Saturday, April 27

Run/Walk 2:1 Endurance Intervals

I think endurance training was a success today! I ran 5.9 miles before my knees and hamstrings started complaining and I stopped.

I completed 23 sets of 1-minute run and 2-minute walk intervals in 69 minutes. This means I was only running a third of the time, but I still managed to average an 11:41-minute mile! But as I've stated before, the objective is distance, not speed, and I am very happy with my 5.9 miles today.

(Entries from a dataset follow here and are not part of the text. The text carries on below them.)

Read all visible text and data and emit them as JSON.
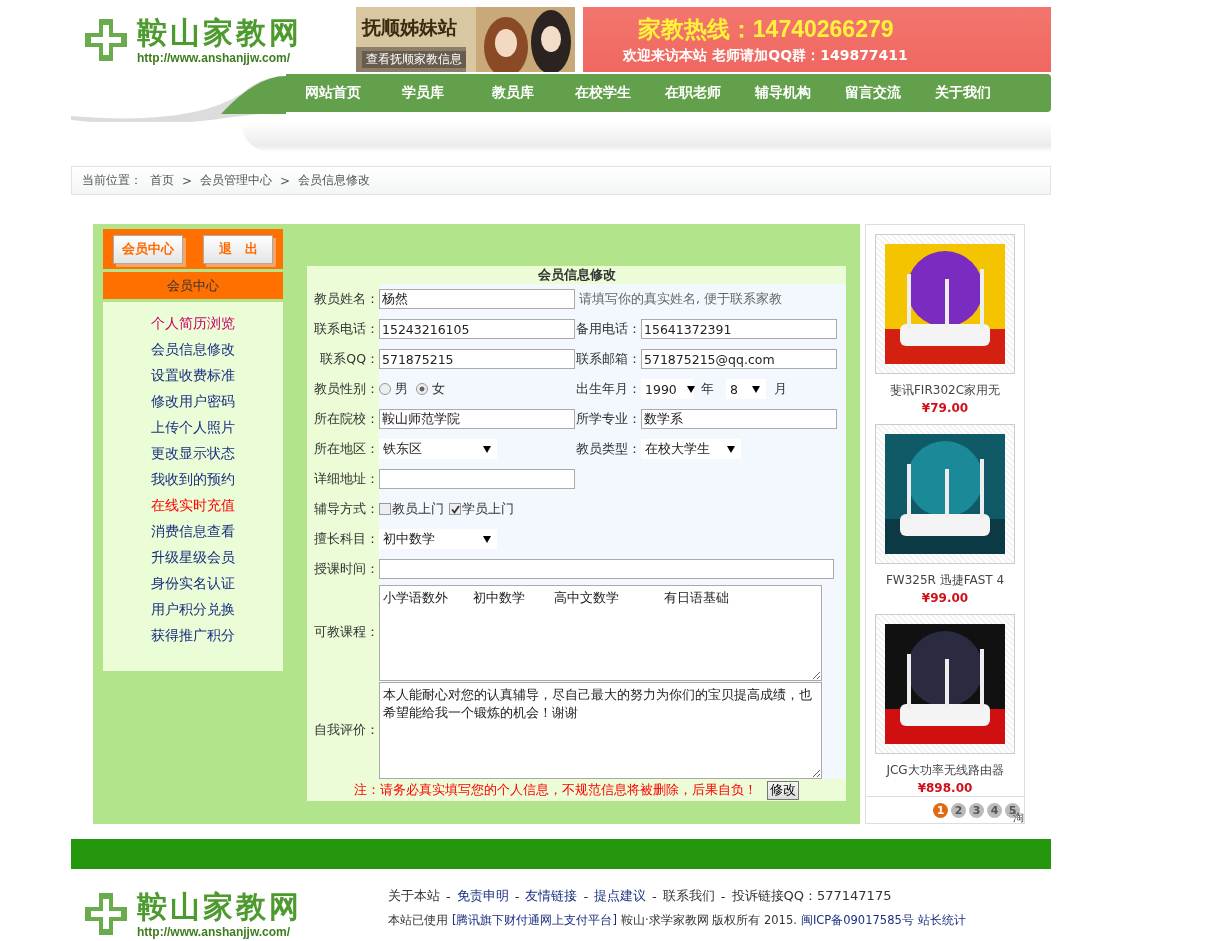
{
  "header": {
    "logo": {
      "title": "鞍山家教网",
      "url": "http://www.anshanjjw.com/"
    },
    "banners": [
      {
        "kind": "picture",
        "title": "抚顺姊妹站",
        "subtitle": "查看抚顺家教信息"
      },
      {
        "kind": "hotline",
        "title": "家教热线：14740266279",
        "subtitle": "欢迎来访本站 老师请加QQ群：149877411"
      }
    ]
  },
  "nav": [
    "网站首页",
    "学员库",
    "教员库",
    "在校学生",
    "在职老师",
    "辅导机构",
    "留言交流",
    "关于我们"
  ],
  "breadcrumb": {
    "prefix": "当前位置：",
    "separator": ">",
    "items": [
      "首页",
      "会员管理中心",
      "会员信息修改"
    ]
  },
  "member_menu": {
    "buttons": [
      "会员中心",
      "退　出"
    ],
    "title": "会员中心",
    "items": [
      {
        "label": "个人简历浏览",
        "color": "#cc0066"
      },
      {
        "label": "会员信息修改",
        "color": "#1a2f80"
      },
      {
        "label": "设置收费标准",
        "color": "#1a2f80"
      },
      {
        "label": "修改用户密码",
        "color": "#1a2f80"
      },
      {
        "label": "上传个人照片",
        "color": "#1a2f80"
      },
      {
        "label": "更改显示状态",
        "color": "#1a2f80"
      },
      {
        "label": "我收到的预约",
        "color": "#1a2f80"
      },
      {
        "label": "在线实时充值",
        "color": "#ff0000"
      },
      {
        "label": "消费信息查看",
        "color": "#1a2f80"
      },
      {
        "label": "升级星级会员",
        "color": "#1a2f80"
      },
      {
        "label": "身份实名认证",
        "color": "#1a2f80"
      },
      {
        "label": "用户积分兑换",
        "color": "#1a2f80"
      },
      {
        "label": "获得推广积分",
        "color": "#1a2f80"
      }
    ]
  },
  "form": {
    "title": "会员信息修改",
    "rows": [
      {
        "cells": [
          {
            "kind": "text",
            "label": "教员姓名：",
            "value": "杨然"
          },
          {
            "kind": "hint",
            "text": "请填写你的真实姓名, 便于联系家教"
          }
        ]
      },
      {
        "cells": [
          {
            "kind": "text",
            "label": "联系电话：",
            "value": "15243216105"
          },
          {
            "kind": "text",
            "label": "备用电话：",
            "value": "15641372391"
          }
        ]
      },
      {
        "cells": [
          {
            "kind": "text",
            "label": "联系QQ：",
            "value": "571875215"
          },
          {
            "kind": "text",
            "label": "联系邮箱：",
            "value": "571875215@qq.com"
          }
        ]
      },
      {
        "cells": [
          {
            "kind": "radio",
            "label": "教员性别：",
            "options": [
              {
                "label": "男",
                "selected": false
              },
              {
                "label": "女",
                "selected": true
              }
            ]
          },
          {
            "kind": "date",
            "label": "出生年月：",
            "year": "1990",
            "year_unit": "年",
            "month": "8",
            "month_unit": "月"
          }
        ]
      },
      {
        "cells": [
          {
            "kind": "text",
            "label": "所在院校：",
            "value": "鞍山师范学院"
          },
          {
            "kind": "text",
            "label": "所学专业：",
            "value": "数学系"
          }
        ]
      },
      {
        "cells": [
          {
            "kind": "select",
            "label": "所在地区：",
            "value": "铁东区"
          },
          {
            "kind": "select",
            "label": "教员类型：",
            "value": "在校大学生"
          }
        ]
      },
      {
        "cells": [
          {
            "kind": "text",
            "label": "详细地址："
          }
        ]
      },
      {
        "cells": [
          {
            "kind": "checkbox",
            "label": "辅导方式：",
            "options": [
              {
                "label": "教员上门",
                "checked": false
              },
              {
                "label": "学员上门",
                "checked": true
              }
            ]
          }
        ]
      },
      {
        "cells": [
          {
            "kind": "select",
            "label": "擅长科目：",
            "value": "初中数学"
          }
        ]
      },
      {
        "cells": [
          {
            "kind": "wide",
            "label": "授课时间："
          }
        ]
      },
      {
        "cells": [
          {
            "kind": "textarea",
            "label": "可教课程：",
            "value": "小学语数外      初中数学       高中文数学           有日语基础"
          }
        ]
      },
      {
        "cells": [
          {
            "kind": "textarea",
            "label": "自我评价：",
            "value": "本人能耐心对您的认真辅导，尽自己最大的努力为你们的宝贝提高成绩，也希望能给我一个锻炼的机会！谢谢"
          }
        ]
      }
    ],
    "note": "注：请务必真实填写您的个人信息，不规范信息将被删除，后果自负！",
    "submit": "修改"
  },
  "products": [
    {
      "kind": "picture",
      "name": "斐讯FIR302C家用无",
      "price": "¥79.00"
    },
    {
      "kind": "picture",
      "name": "FW325R 迅捷FAST 4",
      "price": "¥99.00"
    },
    {
      "kind": "picture",
      "name": "JCG大功率无线路由器",
      "price": "¥898.00"
    }
  ],
  "pager": {
    "pages": [
      {
        "label": "1",
        "selected": true
      },
      {
        "label": "2",
        "selected": false
      },
      {
        "label": "3",
        "selected": false
      },
      {
        "label": "4",
        "selected": false
      },
      {
        "label": "5",
        "selected": false
      }
    ],
    "badge": "淘"
  },
  "footer": {
    "logo": {
      "title": "鞍山家教网",
      "url": "http://www.anshanjjw.com/"
    },
    "links": [
      {
        "label": "关于本站",
        "kind": "text"
      },
      {
        "label": "免责申明",
        "kind": "link"
      },
      {
        "label": "友情链接",
        "kind": "link"
      },
      {
        "label": "提点建议",
        "kind": "link"
      },
      {
        "label": "联系我们",
        "kind": "text"
      },
      {
        "label": "投诉链接QQ：577147175",
        "kind": "text"
      }
    ],
    "separator": "-",
    "copyright": [
      {
        "label": "本站已使用",
        "kind": "text"
      },
      {
        "label": "[腾讯旗下财付通网上支付平台]",
        "kind": "link"
      },
      {
        "label": "鞍山·求学家教网 版权所有 2015.",
        "kind": "text"
      },
      {
        "label": "闽ICP备09017585号",
        "kind": "link"
      },
      {
        "label": "站长统计",
        "kind": "link"
      }
    ]
  }
}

Worse case scenario, I just do endurance intervals for my leg of the marathon relay...

Friday, April 26

Two-Day Tin [Wo]Man

So yesterday, I woke up sooo sore! Wowza. But I had anticipated this, which is why I scheduled "stretch yoga" in my training plan. It took awhile, though, before I made the time to do the hour-long P90X stretch session. I felt much better afterward. Still a bit sore, but at least less tin-man like.

This morning, I still woke up sore! As planned, I have taken the entire day off of exercise. I definitely needed the 72-hour break between scheduled runs to recover from the first one! Let's hope it's long enough - I need to get in some endurance training tomorrow.

Wednesday, April 24

Flying Farmers

Yesterday, I get a text from my friend Danielle that says: "Do you run? Alex is trying to get a relay team together for fargo marathon." I'd never considered a relay for a marathon before, but that seems like a way more likely accomplishment in my life than running a full marathon by myself. So I ask her when it is. ...it's May 18th, less than 4 weeks away.

I was finally persuaded into signing up with the relay after being assured it was just for fun, and it would be fine if I ended up walking most of it.

This morning I woke up to a flood a texts deliberating over what our relay team name should be. It was finally decided: Flying Farmers. I won't even get into why that name does or does not fit.

I decided it would be a good idea to see where I'm at, running wise. It's been almost a full year since I've consciously exercised!

This morning, I ran 3.1 miles in 38 minutes...then walked the 2 miles more home, since I was a bit optimistic when I plotted out the route I was to take. Our puppy Byron came with me. It was his first time on a run - ever. And I was surprised. He never lagged behind! New running partner?

Each person in the relay is responsible for 6-8 miles, which means, I'm just barely half-way to the minimum distance right now.

To avoid injuring myself, I've developed a training schedule. The objective is to gain miles, not speed. If you do both at the same time as a runner, it is a recipe for injury!!!

  • 04/24 - Run (nonstop, easy pace for as far as possible)
  • 04/25 - Stretch yoga (to relieve those sore muscles!)
  • 04/26 - REST DAY
  • 04/27 - Run/Walk 1:2 (alternate 1-min. run with 2-min. walk for as far as possible or up to 8 miles, whichever is less)
  • 04/28 - 30 min. Bike or Aerobic Dance
  • 04/29 - Run
  • 04/30 - Stretch yoga
  • 05/01 - REST DAY
  • 05/02 - Run/Walk 1:1
  • 05/03 - 30 min. Bike or Aerobic Dance
  • 05/04 - RUN OR DYE 5K FUN RUN
  • 05/05 - 30 min. Bike or Aerobic Dance
  • 05/06 - Run
  • 05/07 - Stretch yoga
  • 05/08 - REST DAY
  • 05/09 - Run/Walk 2:1
  • 05/10 - 30 min. Aerobic Dance or Swim
  • 05/11 - Run
  • 05/12 - Stretch yoga
  • 05/13 - REST DAY
  • 05/14 - Run/Walk 3:1
  • 05/15 - 30 min. Swim
  • 05/16 - Run/Walk 4:1
  • 05/17 - Stretch yoga
  • 05/18 - MARATHON RELAY RACE DAY!!!